Лиса согласно кивала, а папа возвращал глаза в тарелку. В отличие от мамы он старался вспоминать старшую дочь вне сцены и музыки, он говорил о домашней Лилит, но и он помнил ее не такой. Лилит вообще у каждого была своя.
Жрать таблетки она начала незадолго до конца. Лилит не рассказывала, кто таскал ей из Кварталов эту гадость. Она была совершеннолетней, но сама не ездила – брезговала. Лиса считала сестру лицемеркой: раз уж начала валяться в квартальной грязи, так валяйся по полной. Но для Лилит вся жизнь была шоу, полумера. Когда она обдалбывалась, ее накрывало по– разному. Лиса запиралась с ней в розовой комнате и изо всех сил играла на рояле сестры.
Chopin. Étude révolutionnaire. Op. 10, No. 12 (С-moll)
С первых тактов музыка наполнена драматизмом. Загремевшие под фанфары «удары» доминантсептаккордов правой руки и раскатистые пассажи левой.
Лилит начинала биться о панорамные окна, размазывала языком слюни по стеклу. Лиса надеялась, что никто из соседей не видел этих их репетиций. Лилит дергало из стороны в сторону – ритмическое беспокойство. Она не могла справиться с собственными конечностями.
Волнообразные арпеджио и аккорды переплетаются между собой, превращаясь из драматического и трагического в нечто триумфальное.
Музыка никогда не раздражала Лилит, поэтому она не мешала Лисе играть. Под конец Лилит рыдала на кровати. Тревожность растекалась и превращалась в тоску, какая-то вселенская скорбь ее плющила. Лилит старалась завыть громче рояля. Все это долго тянулось. Когда Лилит наконец успокаивалась и затихала, Лиса уходила, тихонько прикрыв за собой дверь.
– Здорово же вы репетировали. Лилит уснула? Талантище. – Мама бормотала одно и то же – радостно или взвинченно в зависимости от того, успевала ли к этому часу найти перепрятанную Лисой бутылку.
В постукивании приборов о фарфор сейчас не звучало ни намека на триумфальность, сплошная концентрированная неловкость.
– Лисе-то скоро двадцать. Еще не начали выбирать для нее душу? – обязательно спрашивал кто-то из гостей.
Лиса вся сжималась изнутри. Валечка, которая наблюдала за ужином у входа в кухню, замечала это и грозно хмурила в Лисину сторону брови.
– Ох, сами знаете, такой муторный процесс. – Как только в разговоре упоминали души, мама машинально тянулась рукой к собирающему кристаллу в яремной ямке.
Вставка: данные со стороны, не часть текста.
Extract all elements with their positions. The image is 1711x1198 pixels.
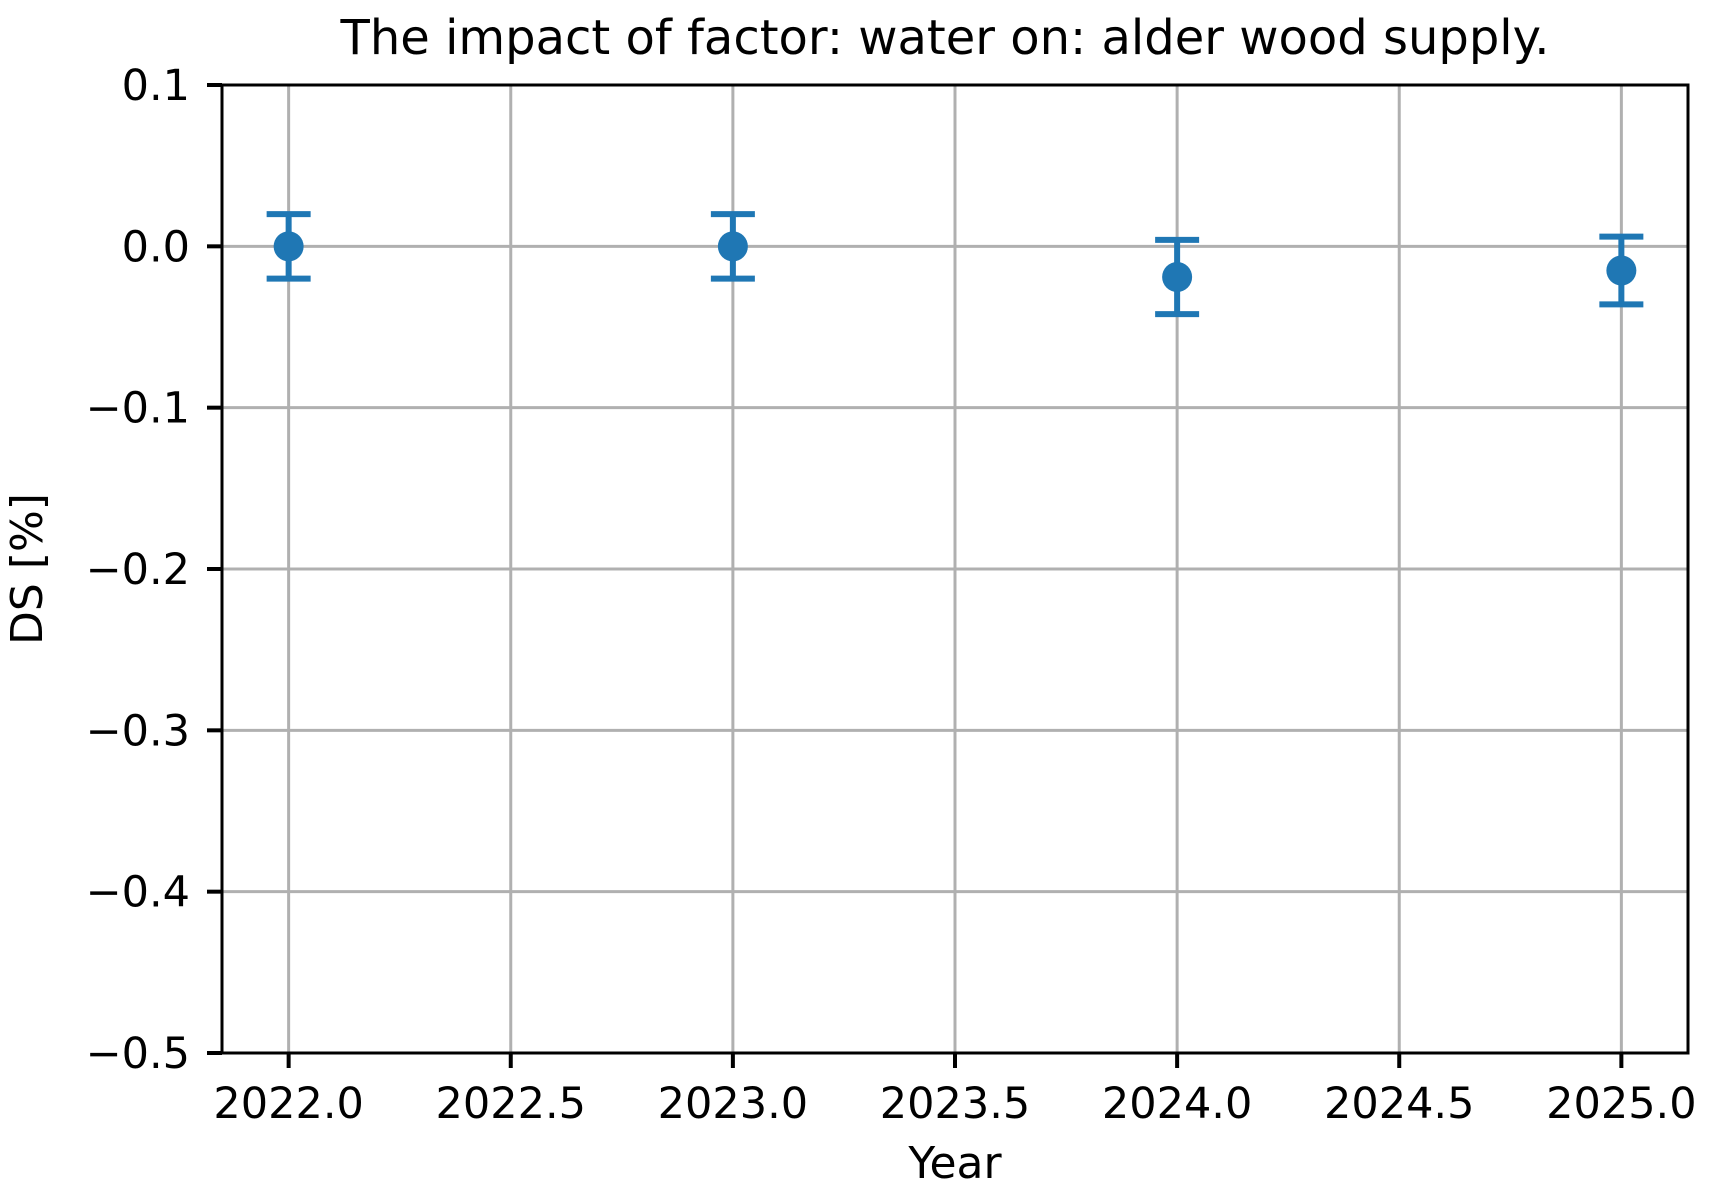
- data-point-marker: [1162, 261, 1193, 292]
- data-point-marker: [1606, 255, 1637, 286]
- axis-ticks: [207, 83, 1624, 1068]
- chart-title: The impact of factor: water on: alder wo…: [340, 10, 1550, 66]
- y-tick-label: −0.3: [86, 706, 190, 756]
- data-point-marker: [717, 231, 748, 262]
- plot-border: [220, 83, 1690, 1055]
- y-tick-label: −0.2: [86, 545, 190, 595]
- grid-lines: [222, 83, 1688, 1055]
- y-tick-label: −0.1: [86, 384, 190, 434]
- x-tick-label: 2022.0: [213, 1079, 363, 1129]
- y-axis-label: DS [%]: [2, 493, 53, 645]
- y-tick-labels: 0.1 0.0 −0.1 −0.2 −0.3 −0.4 −0.5: [86, 61, 190, 1079]
- errorbar-series: [266, 211, 1644, 318]
- x-tick-label: 2024.5: [1324, 1079, 1474, 1129]
- y-tick-label: 0.1: [122, 61, 190, 111]
- x-tick-label: 2022.5: [436, 1079, 586, 1129]
- x-axis-label: Year: [907, 1138, 1002, 1189]
- x-tick-label: 2025.0: [1546, 1079, 1696, 1129]
- y-tick-label: −0.4: [86, 868, 190, 918]
- x-tick-labels: 2022.0 2022.5 2023.0 2023.5 2024.0 2024.5 2025…: [213, 1079, 1696, 1129]
- y-tick-label: −0.5: [86, 1029, 190, 1079]
- x-tick-label: 2024.0: [1102, 1079, 1252, 1129]
- x-tick-label: 2023.5: [880, 1079, 1030, 1129]
- x-tick-label: 2023.0: [658, 1079, 808, 1129]
- data-point-marker: [273, 231, 304, 262]
- y-tick-label: 0.0: [122, 222, 190, 272]
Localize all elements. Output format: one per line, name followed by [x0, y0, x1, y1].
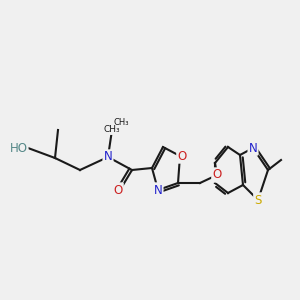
Text: S: S	[254, 194, 262, 206]
Text: N: N	[249, 142, 257, 154]
Text: N: N	[103, 151, 112, 164]
Text: N: N	[154, 184, 162, 196]
Text: O: O	[113, 184, 123, 196]
Text: CH₃: CH₃	[114, 118, 130, 127]
Text: CH₃: CH₃	[104, 125, 120, 134]
Text: HO: HO	[10, 142, 28, 154]
Text: O: O	[177, 149, 187, 163]
Text: O: O	[212, 169, 222, 182]
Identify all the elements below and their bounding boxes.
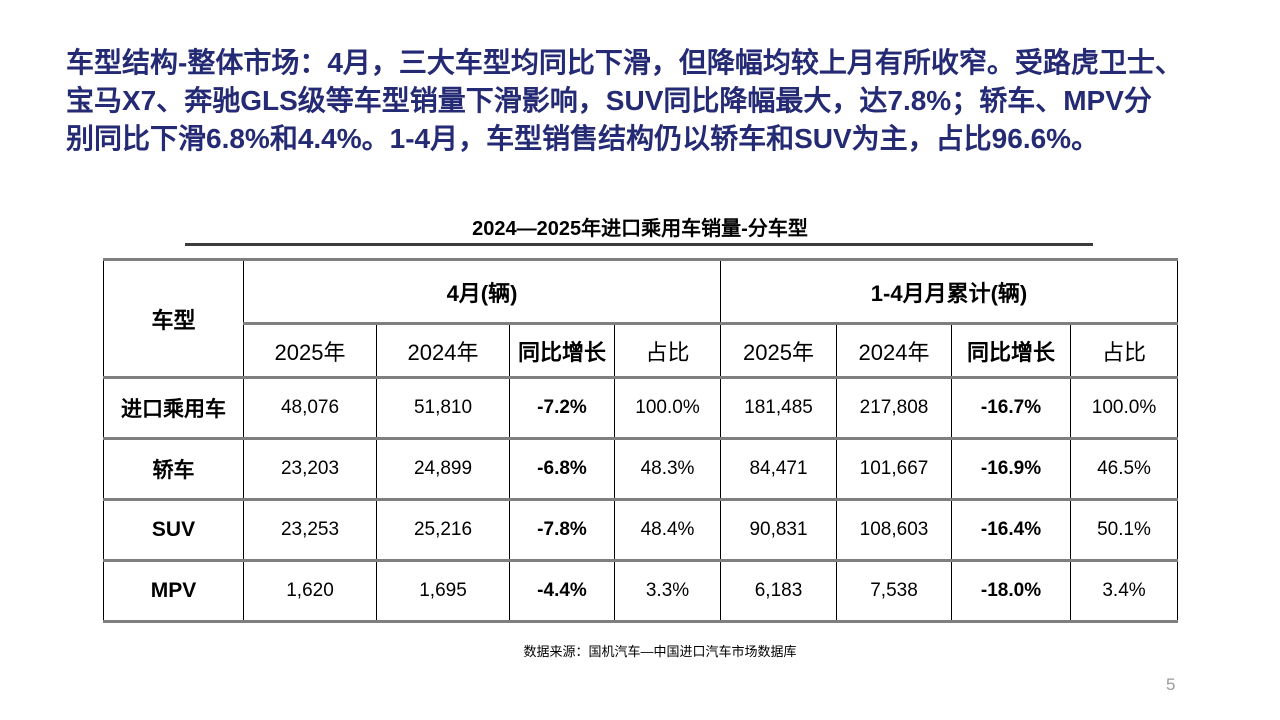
table-cell: 1,695 [376, 559, 510, 623]
row-label: MPV [103, 559, 244, 623]
sub-header: 2025年 [243, 322, 377, 379]
sales-table: 车型 4月(辆) 1-4月月累计(辆) 2025年 2024年 同比增长 占比 … [103, 258, 1179, 623]
table-cell: -7.8% [509, 498, 615, 562]
table-row: MPV 1,620 1,695 -4.4% 3.3% 6,183 7,538 -… [103, 559, 1179, 623]
table-cell: 100.0% [1070, 376, 1179, 440]
table-cell: 48,076 [243, 376, 377, 440]
table-cell: -18.0% [951, 559, 1072, 623]
heading-line-1: 车型结构-整体市场：4月，三大车型均同比下滑，但降幅均较上月有所收窄。受路虎卫士… [66, 47, 1183, 78]
table-cell: 84,471 [720, 437, 838, 501]
table-header-group-row: 车型 4月(辆) 1-4月月累计(辆) [103, 258, 1179, 379]
table-cell: 108,603 [836, 498, 953, 562]
title-underline [185, 243, 1093, 246]
table-cell: 46.5% [1070, 437, 1179, 501]
row-label: 轿车 [103, 437, 244, 501]
table-cell: 181,485 [720, 376, 838, 440]
table-cell: 3.4% [1070, 559, 1179, 623]
table-cell: 7,538 [836, 559, 953, 623]
table-cell: 25,216 [376, 498, 510, 562]
sub-header: 占比 [1070, 322, 1179, 379]
table-cell: -16.7% [951, 376, 1072, 440]
table-cell: 217,808 [836, 376, 953, 440]
corner-header-cell: 车型 [103, 258, 244, 379]
table-cell: -7.2% [509, 376, 615, 440]
table-cell: 6,183 [720, 559, 838, 623]
table-cell: 48.4% [613, 498, 722, 562]
slide-heading: 车型结构-整体市场：4月，三大车型均同比下滑，但降幅均较上月有所收窄。受路虎卫士… [66, 44, 1216, 158]
sub-header: 占比 [613, 322, 722, 379]
group-header-cumulative: 1-4月月累计(辆) [720, 258, 1179, 325]
row-label: SUV [103, 498, 244, 562]
sub-header: 同比增长 [951, 322, 1072, 379]
table-cell: -6.8% [509, 437, 615, 501]
table-title: 2024—2025年进口乘用车销量-分车型 [472, 218, 808, 240]
table-cell: 23,203 [243, 437, 377, 501]
table-row: 进口乘用车 48,076 51,810 -7.2% 100.0% 181,485… [103, 376, 1179, 440]
table-cell: 100.0% [613, 376, 722, 440]
table-row: 轿车 23,203 24,899 -6.8% 48.3% 84,471 101,… [103, 437, 1179, 501]
heading-line-3: 别同比下滑6.8%和4.4%。1-4月，车型销售结构仍以轿车和SUV为主，占比9… [66, 123, 1100, 154]
page-number: 5 [1166, 675, 1176, 694]
data-source-note: 数据来源：国机汽车—中国进口汽车市场数据库 [523, 644, 797, 659]
table-cell: -4.4% [509, 559, 615, 623]
table-row: SUV 23,253 25,216 -7.8% 48.4% 90,831 108… [103, 498, 1179, 562]
table-cell: 50.1% [1070, 498, 1179, 562]
table-cell: 3.3% [613, 559, 722, 623]
table-cell: -16.4% [951, 498, 1072, 562]
sub-header: 2024年 [836, 322, 953, 379]
table-cell: 48.3% [613, 437, 722, 501]
sub-header: 2024年 [376, 322, 510, 379]
table-header-sub-row: 2025年 2024年 同比增长 占比 2025年 2024年 同比增长 占比 [104, 322, 1179, 379]
table-cell: 90,831 [720, 498, 838, 562]
group-header-april: 4月(辆) [242, 258, 722, 325]
table-cell: 24,899 [376, 437, 510, 501]
table-cell: 1,620 [243, 559, 377, 623]
table-cell: 101,667 [836, 437, 953, 501]
table-cell: 51,810 [376, 376, 510, 440]
table-cell: -16.9% [951, 437, 1072, 501]
row-label: 进口乘用车 [103, 376, 244, 440]
heading-line-2: 宝马X7、奔驰GLS级等车型销量下滑影响，SUV同比降幅最大，达7.8%；轿车、… [66, 85, 1152, 116]
sub-header: 同比增长 [509, 322, 615, 379]
sub-header: 2025年 [720, 322, 838, 379]
table-cell: 23,253 [243, 498, 377, 562]
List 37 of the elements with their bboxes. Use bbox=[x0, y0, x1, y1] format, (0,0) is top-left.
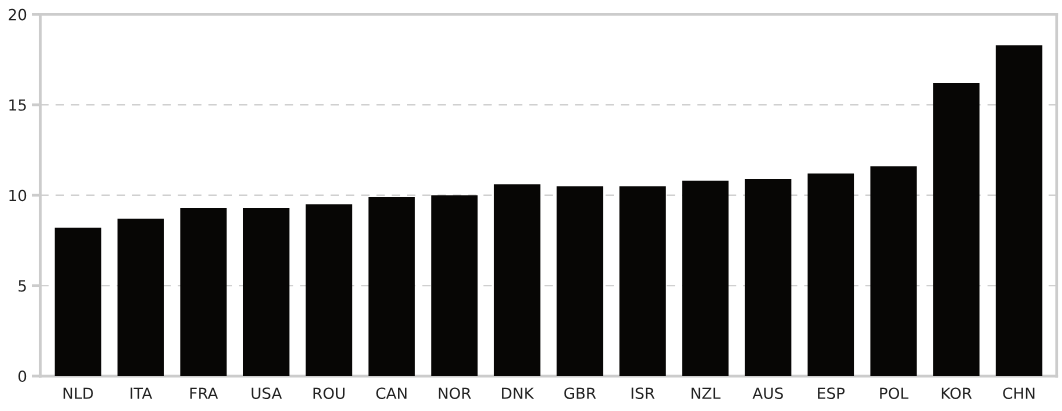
y-tick-label: 20 bbox=[8, 8, 27, 21]
x-tick-label: ROU bbox=[313, 387, 345, 399]
bar bbox=[243, 207, 290, 377]
bar bbox=[682, 180, 729, 377]
bar bbox=[619, 186, 666, 377]
bar bbox=[995, 45, 1043, 377]
y-tick-label: 5 bbox=[18, 280, 26, 292]
bar bbox=[870, 166, 917, 377]
bar bbox=[117, 218, 164, 377]
x-tick-label: NLD bbox=[63, 387, 93, 399]
x-tick-label: AUS bbox=[752, 387, 783, 399]
x-tick-label: USA bbox=[251, 387, 282, 399]
x-tick-label: CAN bbox=[376, 387, 407, 399]
x-tick-label: DNK bbox=[502, 387, 535, 399]
bar bbox=[180, 207, 227, 377]
bar bbox=[933, 83, 980, 377]
x-tick-label: NZL bbox=[691, 387, 721, 399]
bar bbox=[493, 184, 541, 377]
x-tick-label: ESP bbox=[818, 387, 845, 399]
x-tick-label: ISR bbox=[631, 387, 655, 399]
bar bbox=[305, 204, 353, 377]
x-tick-label: ITA bbox=[130, 387, 153, 399]
x-tick-label: CHN bbox=[1003, 387, 1035, 399]
bar bbox=[431, 195, 478, 377]
bar bbox=[744, 178, 792, 377]
x-tick-label: POL bbox=[880, 387, 909, 399]
y-tick-label: 10 bbox=[9, 189, 27, 202]
x-tick-label: NOR bbox=[438, 387, 472, 399]
bar bbox=[368, 197, 415, 377]
bar bbox=[54, 227, 102, 377]
x-tick-label: FRA bbox=[190, 387, 218, 399]
y-tick-label: 15 bbox=[9, 99, 26, 111]
bar bbox=[807, 173, 855, 377]
x-tick-label: GBR bbox=[564, 387, 596, 399]
bar bbox=[556, 186, 604, 377]
y-tick-label: 0 bbox=[18, 370, 27, 383]
x-tick-label: KOR bbox=[941, 387, 972, 399]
Мама носила глубокое декольте, потому что у нее были красивая шея и красивый бюст, но еще и потому, что она любила хвастаться собирающим кристаллом. Она украшала его подвесками и временными рисунками. Мама смущалась и кокетничала, хотя на самом деле была настоящей охотницей за душами, она выбирала их почти не глядя – настолько хорошо ей это удавалось.
Мама и для Лилит выбрала душу. Когда пришли каталоги, они часами просиживали в гостиной и спорили, спорили. Каталог – серебряный планшет, в котором реципиенты могли свайпать понравившиеся души из подходящей им категории. Свайп вправо – точно нет, влево – есть шанс на совпадение. Лиса всего один раз забралась на спинку дивана, чтобы подглядеть. Вся жизнь донора была сжата до небольшой анкеты и фотографии. Вместо «еще не успела встретить свою любовь» – «гимен не поврежден», будто девственность могла уберечь от разбитого сердца. Вместо «так мало попробовала в жизни» – «оболочка донора не истощена пагубными привычками, среди которых…». Лису мутило от того, как цинично и равнодушно мама с сестрой критиковали анкеты. Мамины ногти-когти царапали экран – вправо, вправо, вправо.
– Нет, нет, нет.
– Мам, вот эта.
– Лилит, нет.
– А мне нравится!
– Что ты понимаешь!
– Хочу, блядь!
– Лилит Тобольская, вам выписан штраф за нарушение запрета на обсценную лексику.
Мама опять смеялась сама с собой. Истерические взвизгивания старшей дочери были вариантом нормы. Когда они наконец выбрали ее – восемнадцати лет, нетронутую, – Лилит от радости изнасиловала рояль, за который до этого демонстративно не садилась две недели. Когда Лилит не играла, мама пила чаще.
– И тебе не интересно, кто она такая? – Лилит перед Аукционом бросила таблетки, курево, колотить сестру – все бросила, чтобы войти в новую жизнь чистой. Лилит считала, если делать вид, что ничего не было, значит, не было.
– А? Кто? – Лилит оторвалась от нот, сморщилась и снова взялась разбирать гаммы шестнадцатых. – Какая разница?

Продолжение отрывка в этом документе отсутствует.